Sudah banyak yang berubah walau belum memuaskan seluruh warga tetapi perubahan itu sebaiknya disyukuri dalam proses berbangsa dan yang paling penting terus mendorong perubahan ini kearah yang lebih baik. Dengan bersyukur, semangat dan usaha menjadi lebih kreatif dan membuat kita sehat.
II.Lihat sekeliling dan kita perlu belajar dari sana.

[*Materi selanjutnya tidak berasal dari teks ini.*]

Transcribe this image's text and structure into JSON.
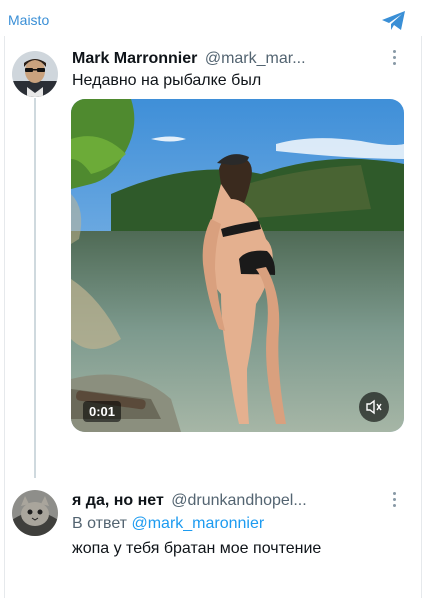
{
  "channel": {
    "name": "Maisto",
    "icon": "telegram-icon",
    "accent": "#3a8fd6"
  },
  "tweet": {
    "display_name": "Mark Marronnier",
    "handle": "@mark_mar...",
    "text": "Недавно на рыбалке был",
    "media": {
      "type": "video",
      "timestamp": "0:01",
      "mute_icon": "speaker-muted-icon"
    }
  },
  "reply": {
    "display_name": "я да, но нет",
    "handle": "@drunkandhopel...",
    "in_reply_prefix": "В ответ",
    "in_reply_handle": "@mark_maronnier",
    "text": "жопа у тебя братан мое почтение"
  },
  "colors": {
    "link": "#1d9bf0",
    "secondary_text": "#536471",
    "thread_line": "#cfd9de"
  }
}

Singapura dan Malaysia perlu kita pelajari sebagai cara mengembangkan kota dan propinsi. Begitu terus bertumbuhnya kedua negara itu dan itu sangat baik buat bangsa Indonesia sebagai pelajaran dan inspirasi. Keduanya dalam beberapa dekade ini sedang tumbuh terus seperti tidak akan mendapatkan fase penurunan. Pelajaran yang dibalik itu juga perlu kita lihat di Malaysia budaya melayu dan islamnya yang dijaga dan dikembangkan serta jelas berpihak kepada pribumi. Di Singapura budaya china sebagai pedagang berada didepan serta mengembangkan kebersamaan warga juga mengembangkan internasionalisme sehingga siapa saja menjadi merasakan singapura sebagai tempat yang tepat buat bisnis dan pertemuan. Keduanya dalam besaran skala jauh lebih kecil dibandingkan Indonesia tetapi punya kiprah luar biasa.
Thailand yang sebelumnya sangat maju dan berkembang baik ekonominya tetapi sejak proses jatuh bangun Thaksin sepertinya konflik merah dan kuning itu menjadi panjang dan bergelombang malahan seperti akan menggulingkan monarki yang selama ini diyakini sebagai pemersatunya. Bangsa yang selama ini tumbuh secara ekonomi paling cepat di asia tenggara ini ternyata ketika ada konflik internal kelihatannya tidak mudah juga mengatasinya dan mempercepat laju pertumbuhan ekonominya. Hal ini juga terjadi pada bangsa Philipina pasca marcos teguling di 1984, dimana aquino diganggu terus dan konflik itu terus terjadi sampai aroyo dan sepertinya saat ini mulai konsolidasi di era benigno aquino yang bapaknya punya nama besar sebagai pelawan marcos dan ibunya sebagai Presiden di Era pertama pasca marcos terguling tetapi dengan melihat perkembangannya maka sejak 1984 sampai 2012 ini, keluarbiasaan philipina di era marcos dalam bidang ekonomi dan pertumbuhan belum terulang kembali. Ini waktu yang panjang 30 tahun….dan ini juga terjadi pada kamboja dan Burma dimana Kamboja walaupun Hunsen sangat kuat tetapi pertumbuhan ekonominya tidak secepat kawasan dan kalah dibandingkan Vietnam.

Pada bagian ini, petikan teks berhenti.